14. Oktober 2015: Zweigleisiges Stück der Pyhrnbahn bei Spital am Pyhrn wurde heute eröffnet

 

 

 

Aus der eingleisigen Pyhrnbahn wurde hier bei Spital am Pyhrn auf einer Länge von ca. 1,4 km ein zweigleisiger Abschnitt.


Mit großen Tönen heben die ÖBB hervor, welch großer Fortschritt bei Spital am Pyhrn mit der Errichtung eines ca. 1,4 Kilometer langen zweiten Gleises gelungen sei. Befasst man sich aber mit dem „Zielnetz 2025+“ der ÖBB, so erfährt man, was zwischen Kirchdorf und Selzthal wirklich vorgesehen ist, nämlich nichts, was Schnellzugtauglichkeit und somit Attraktivität bedeuten würde. Selbst die Fernreise-Relation Graz-Linz, deren Teil die Pyhrnbahn ist, gehört zu jenen Bahnverbindungen Österreichs, deren Bedeutung  von offizieller Seite leider als relativ gering eingestuft wird.

 

Der Flaschenhals dieser Bahnverbindung ist die 104 Kilometer lange Pyhrnbahn Linz-Selzthal. Nur der nördliche Teil dieser Bahnlinie (Linz-Rohr) wird durch ein durchgehendes zweites Gleis ertüchtigt, und der mittlere Teil (Rohr-Kirchdorf) wurde großteils ausgebaut (leider nur ein Teil zweigleisig). Aber im inneralpinen, 55 Kilometer langen Südabschnitt Kirchdorf-Selzthal sind laut „Zielnetz 2025+“ nur geringe Ausbauinvestitionen geplant. Hier wird weitgehend nur der bestehende 70-km/h-Linienverlauf erhalten, lediglich an drei Stellen sind Linienverflachungen und ein zweites Gleis vorgesehen. Ansonsten bleibt dieser Streckenabschnitt eingleisig und kurvenreich wie zu Kaisers Zeiten.


Man kann es nicht zulassen, dass für die Pyhrnbahn (rot) zwischen Kirchdorf und Selzthal außer ein neuer Bosrucktunnel nur drei zweigleisige Abschnitte geplant sind (wobei der kürzeste, nämlich der bei Spital am Pyhrn, soeben fertiggestellt wurde), während ansonsten die Strecke eingleisig und kurvenreich wie zu Kaisers Zeiten bleiben soll, also völlig untauglich für Schnellzugverkehr.  
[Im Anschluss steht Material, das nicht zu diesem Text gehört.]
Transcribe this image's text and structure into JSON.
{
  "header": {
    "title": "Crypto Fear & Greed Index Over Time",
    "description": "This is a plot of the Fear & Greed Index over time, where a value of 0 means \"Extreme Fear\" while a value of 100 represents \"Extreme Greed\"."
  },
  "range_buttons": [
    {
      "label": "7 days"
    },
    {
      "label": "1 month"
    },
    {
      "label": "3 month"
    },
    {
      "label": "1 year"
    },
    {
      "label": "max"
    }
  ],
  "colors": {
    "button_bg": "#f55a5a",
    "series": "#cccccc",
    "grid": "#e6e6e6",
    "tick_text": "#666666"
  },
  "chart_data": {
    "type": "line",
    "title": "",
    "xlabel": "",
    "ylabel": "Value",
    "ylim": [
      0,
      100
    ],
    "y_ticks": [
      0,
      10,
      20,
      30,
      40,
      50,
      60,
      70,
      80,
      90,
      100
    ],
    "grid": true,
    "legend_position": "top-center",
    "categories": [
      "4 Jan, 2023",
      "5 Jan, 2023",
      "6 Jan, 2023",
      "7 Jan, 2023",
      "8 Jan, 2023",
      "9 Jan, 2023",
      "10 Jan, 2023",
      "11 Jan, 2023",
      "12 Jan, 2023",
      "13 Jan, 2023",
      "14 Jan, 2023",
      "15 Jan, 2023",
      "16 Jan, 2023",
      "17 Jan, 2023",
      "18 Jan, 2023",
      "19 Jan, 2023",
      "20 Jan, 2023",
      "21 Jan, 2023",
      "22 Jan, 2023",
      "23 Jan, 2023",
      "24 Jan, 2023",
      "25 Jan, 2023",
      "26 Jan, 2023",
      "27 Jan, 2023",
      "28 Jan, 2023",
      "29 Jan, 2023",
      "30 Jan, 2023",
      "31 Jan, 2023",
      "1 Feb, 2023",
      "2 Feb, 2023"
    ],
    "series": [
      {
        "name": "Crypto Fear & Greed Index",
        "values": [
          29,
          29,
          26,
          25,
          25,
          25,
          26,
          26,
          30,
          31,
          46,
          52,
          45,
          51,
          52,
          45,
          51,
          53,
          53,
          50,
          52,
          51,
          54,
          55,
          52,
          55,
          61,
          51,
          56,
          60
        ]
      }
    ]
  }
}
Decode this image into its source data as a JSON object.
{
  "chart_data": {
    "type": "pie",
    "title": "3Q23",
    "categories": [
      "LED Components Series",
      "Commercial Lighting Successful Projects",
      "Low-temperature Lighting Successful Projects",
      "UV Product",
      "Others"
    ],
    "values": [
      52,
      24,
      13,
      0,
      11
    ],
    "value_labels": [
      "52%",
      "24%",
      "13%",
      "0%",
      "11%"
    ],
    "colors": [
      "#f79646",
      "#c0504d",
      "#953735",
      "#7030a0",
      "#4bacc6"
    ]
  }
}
Dass die ÖBB das „Zielnetz 2025+“ auch tatsächlich umsetzen, konnte man im Abschnitt Kirchdorf-Selzthal bei der Erneuerung der beiden Brücken über die Steyr (Klaus-Stausee) und über die Teichl in den Jahren 2013 und 2014 erleben. Statt auf diesem vier Kilometer langen Abschnitt, in dem sich die zwei Brücken befinden, Zweigleisigkeit vorzusehen und im Sinne von Schnellzugtauglichkeit deutliche Linienbegradigungen bzw. Bogenverflachungen vorzunehmen, wurden die beiden, 20 Millionen Euro teuren Brücken bloß eingleisig errichtet und lediglich in den 70-km/h-Bestand eingefügt. Eine teure Investition, die nichts bringt!  „Aber für den Güterverkehr reicht es“, kann man hören. Für den Personenverkehr sei massiver Ausbau nicht vertretbar, denn das Verlagerungspotenzial sei nicht gegeben. Dabei wird übersehen, dass auf der A 9 selbst im eher schwach frequentierten ASFINAG-Zählpunkt Spital/Pyhrn im August 2015 pro Tag durchschnittlich immerhin 22.524 Kfz. <=3,5 t gezählt wurden, an Samstagen sogar 31.024 solche Kfz. Tendenz steigend.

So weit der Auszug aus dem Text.